Files
fil/audit-notes/elixir.md
Henrik Jess Nielsen b4c07d3693
All checks were successful
Deploy fil (kreuzberg) / deploy (push) Successful in 49s
Nomad changes
2026-06-01 23:40:55 +02:00

12 KiB

Elixir Binding Systematic Bug Audit

Audit Date: 2026-05-30 Repo: packages/elixir/ + e2e/elixir/ Status: 28/28 e2e tests green (before audit)

Executive Summary

Found 3 critical bugs and 2 high-priority gaps in the Elixir NIF binding:

  1. CRITICAL: CPU-bound NIFs lack DirtyCpu scheduling — blocks BEAM schedulers
  2. HIGH: Thread panics not safely caught — crashes BEAM VM
  3. HIGH: Missing Dialyzer config — type-safety not validated
  4. MISSING: No Dialyzer coverage
  5. MISSING: No mix_audit in CI

Findings

BINDING_BUG #1: Scheduler Violation — CPU-Bound NIFs Without DirtyCpu

Severity: CRITICAL Issue: Operations >1ms run on the normal scheduler, blocking the BEAM. Lines in NIF: packages/elixir/native/kreuzberg_nif/src/lib.rs

CPU-Bound but Unscheduled (MUST FIX)

  1. extract_file_sync (line 3421) — calls kreuzberg::extract_file_sync

    • Performs I/O + parsing; easily >10ms
    • Currently: #[rustler::nif] (normal scheduler)
    • Fix: Add schedule = "DirtyIo" (I/O-bound)
  2. extract_bytes_sync (line 3459) — calls kreuzberg::extract_bytes_sync

    • Parsing + extraction; easily >10ms
    • Currently: #[rustler::nif] (normal scheduler)
    • Fix: Add schedule = "DirtyCpu" (CPU-bound)
  3. embed_texts (line 3710) — embedding inference

    • Neural network forward pass; 100ms+
    • Currently: #[rustler::nif] (normal scheduler)
    • Fix: Add schedule = "DirtyCpu" (CPU-bound)
  4. render_pdf_page_to_png (line 3685) — PDF rendering

    • Complex graphics operation; 50-500ms
    • Currently: #[rustler::nif] (normal scheduler)
    • Fix: Add schedule = "DirtyCpu" (CPU-bound)

Already Correct (3 NIFs)

These have proper scheduling:

  • extract_bytes_async (line 3302) — schedule = "DirtyCpu"
  • extract_file_async (line 3369) — schedule = "DirtyCpu"
  • embed_texts_async (line 3646) — schedule = "DirtyCpu"
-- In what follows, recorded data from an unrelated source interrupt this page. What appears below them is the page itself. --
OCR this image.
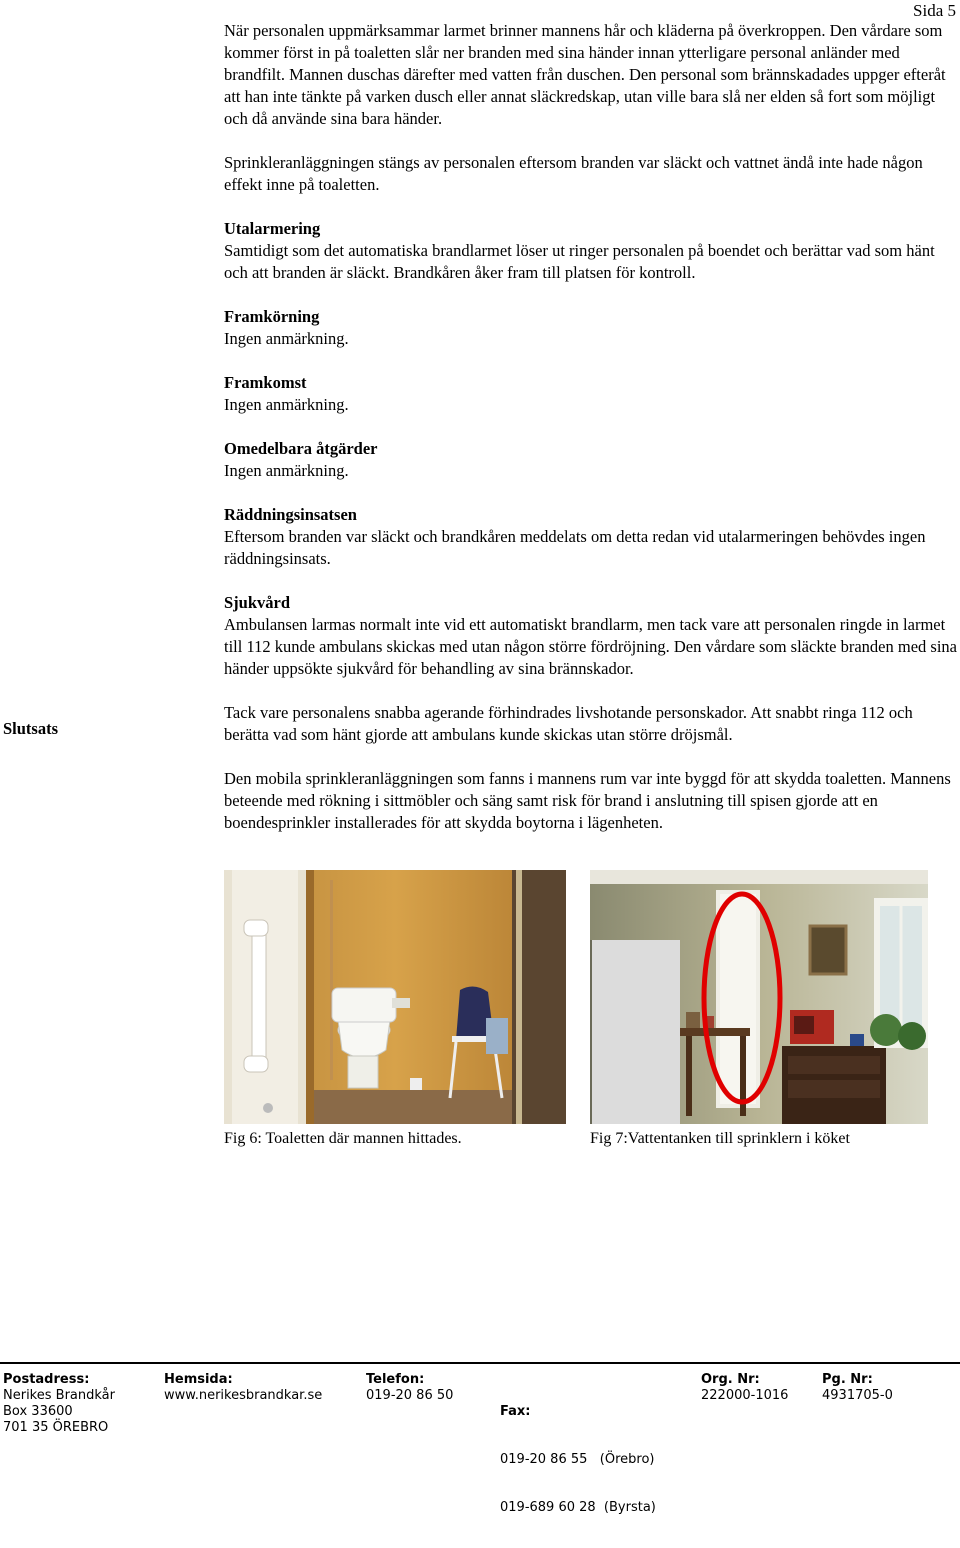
Sida 5

När personalen uppmärksammar larmet brinner mannens hår och kläderna på överkroppen. Den vårdare som kommer först in på toaletten slår ner branden med sina händer innan ytterligare personal anländer med brandfilt. Mannen duschas därefter med vatten från duschen. Den personal som brännskadades uppger efteråt att han inte tänkte på varken dusch eller annat släckredskap, utan ville bara slå ner elden så fort som möjligt och då använde sina bara händer.

Sprinkleranläggningen stängs av personalen eftersom branden var släckt och vattnet ändå inte hade någon effekt inne på toaletten.

Utalarmering

Samtidigt som det automatiska brandlarmet löser ut ringer personalen på boendet och berättar vad som hänt och att branden är släckt. Brandkåren åker fram till platsen för kontroll.

Framkörning

Ingen anmärkning.

Framkomst

Ingen anmärkning.

Omedelbara åtgärder

Ingen anmärkning.

Räddningsinsatsen

Eftersom branden var släckt och brandkåren meddelats om detta redan vid utalarmeringen behövdes ingen räddningsinsats.

Sjukvård

Ambulansen larmas normalt inte vid ett automatiskt brandlarm, men tack vare att personalen ringde in larmet till 112 kunde ambulans skickas med utan någon större fördröjning. Den vårdare som släckte branden med sina händer uppsökte sjukvård för behandling av sina brännskador.

Tack vare personalens snabba agerande förhindrades livshotande personskador. Att snabbt ringa 112 och berätta vad som hänt gjorde att ambulans kunde skickas utan större dröjsmål.

Den mobila sprinkleranläggningen som fanns i mannens rum var inte byggd för att skydda toaletten. Mannens beteende med rökning i sittmöbler och säng samt risk för brand i anslutning till spisen gjorde att en boendesprinkler installerades för att skydda boytorna i lägenheten.

Slutsats
Fig 6: Toaletten där mannen hittades.	Fig 7:Vattentanken till sprinklern i köket
Postadress:
Nerikes Brandkår
Box 33600
701 35 ÖREBRO
Hemsida:
www.nerikesbrandkar.se
Telefon:
019-20 86 50

Fax:

019-20 86 55   (Örebro)

019-689 60 28  (Byrsta)

Org. Nr:
222000-1016
Pg. Nr:
4931705-0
All Other Quick NIFs (<1ms)

These are correctly unscheduled (fast metadata/lookup operations):

  • detect_mime_type_from_bytes, get_extensions_for_mime
  • list_*_backends, list_document_extractors, list_renderers, list_post_processors, list_validators
  • get_embedding_preset, list_embedding_presets
  • Registry management: register_*, unregister_*, clear_*

These are <1ms operations; normal scheduler is fine.


BINDING_BUG #2: Thread Panic Not Safely Handled

Severity: CRITICAL Issue: .join() panic is converted to string error, but panics crash the BEAM.

Lines:

  • 3331: extract_bytes_async.map_err(|_| "thread panicked".to_string())?
  • 3397: extract_file_async.map_err(|_| "thread panicked".to_string())?
  • 3665: embed_texts_async.map_err(|_| "thread panicked".to_string())?

Root Cause: Rust threads spawned at lines 3313-3331, 3379-3397, 3654-3665 can panic if:

  • Inside kreuzberg::extract_bytes() / extract_file() / embed_texts() async runtime
  • Tokio runtime panics or unwind propagates across FFI boundary
  • .spawn() itself panics (thread creation fails)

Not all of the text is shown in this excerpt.